WASHINGTON, D.C. (BRAIN)—Importers of bicycle tubing, speedometers, road and hydraulic disc brakes had reason to celebrate this summer. The U.S. Department of Commerce removed all tariffs on those products under a temporary duty suspension program. The party is over on January 1, as import tariffs return to normal levels.

“Having the tariff on tubing return to 6 percent was expected, so it isn’t a surprise. However, finding out the tariff was suspended temporarily in July was great news,” said Denise Sutphin, United Bicycle Institute co-owner, and responsible for importing the Kaisei bicycle tubing from Japan.

“Because we work with a small Japanese company we couldn’t order more tubing to take advantage of the free tariff, they just don’t work that way. Plus currency issues between the dollar and Yen have a larger impact on our business right now then tariffs,” Sutphin added.

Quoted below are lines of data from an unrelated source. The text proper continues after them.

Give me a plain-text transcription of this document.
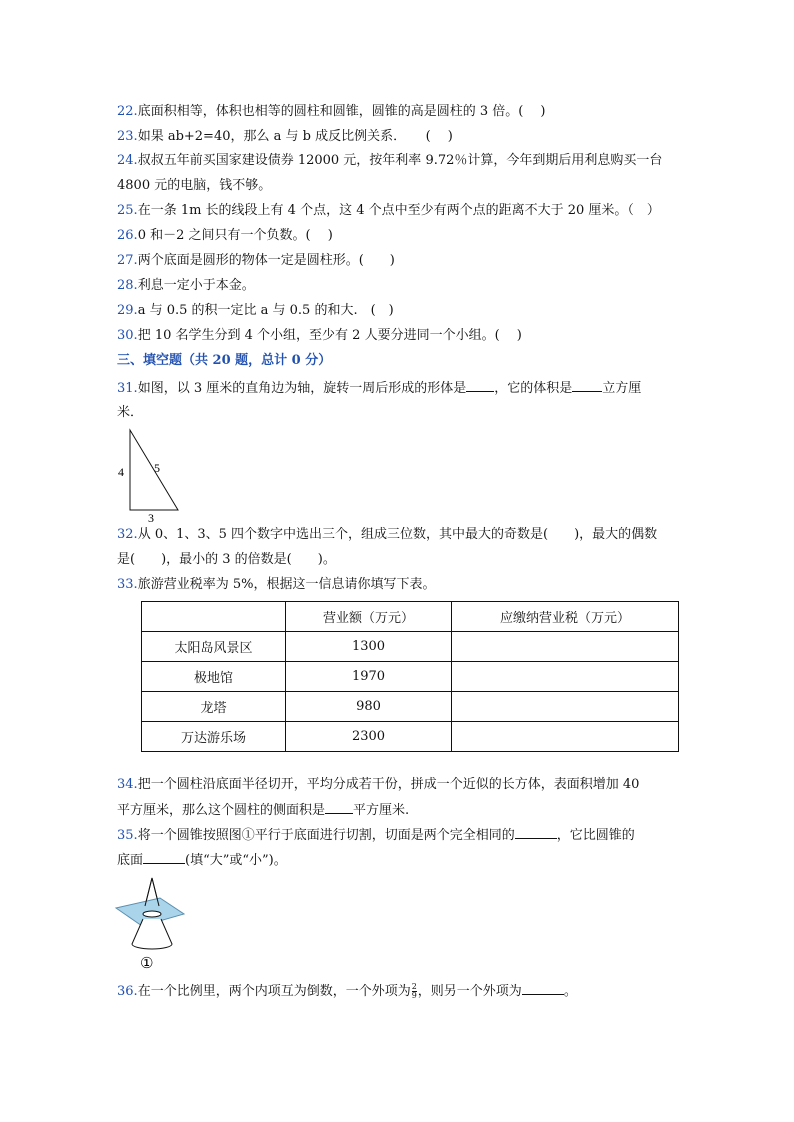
22.底面积相等，体积也相等的圆柱和圆锥，圆锥的高是圆柱的 3 倍。(　 )
23.如果 ab+2=40，那么 a 与 b 成反比例关系．　　(　 )
24.叔叔五年前买国家建设债券 12000 元，按年利率 9.72％计算，今年到期后用利息购买一台
4800 元的电脑，钱不够。
25.在一条 1m 长的线段上有 4 个点，这 4 个点中至少有两个点的距离不大于 20 厘米。（　）
26.0 和－2 之间只有一个负数。(　 )
27.两个底面是圆形的物体一定是圆柱形。(　　)
28.利息一定小于本金。
29.a 与 0.5 的积一定比 a 与 0.5 的和大.　(　)
30.把 10 名学生分到 4 个小组，至少有 2 人要分进同一个小组。(　 )
三、填空题（共 20 题，总计 0 分）
31.如图，以 3 厘米的直角边为轴，旋转一周后形成的形体是 ，它的体积是 立方厘
米．
4	5
3
32.从 0、1、3、5 四个数字中选出三个，组成三位数，其中最大的奇数是(　　)，最大的偶数
是(　　)，最小的 3 的倍数是(　　)。
33.旅游营业税率为 5%，根据这一信息请你填写下表。
	营业额（万元）	应缴纳营业税（万元）
太阳岛风景区	1300	
极地馆	1970	
龙塔	980	
万达游乐场	2300	
34.把一个圆柱沿底面半径切开，平均分成若干份，拼成一个近似的长方体，表面积增加 40
平方厘米，那么这个圆柱的侧面积是 平方厘米.
35.将一个圆锥按照图①平行于底面进行切割，切面是两个完全相同的	，它比圆锥的
底面	(填“大”或“小”)。
①
36.在一个比例里，两个内项互为倒数，一个外项为 $\frac{2}{9}$ ，则另一个外项为	。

Earlier this year the Bicycle Parts Supplier Association (BPSA) successfully lobbied the Ways and Means Committee for reductions of bicycles and bicycle parts tariffs. But the budget deficit threw up a few roadblocks to BPSA’s lobbying effort, and the association won only temporary duty suspension.

So this summer the import tariff on items like bicycle speedometers, child carriers, unicycles, steel bicycle tubing, brakes and some internal-gear hubs was eliminated or reduced, but in January the temporary reductions are over.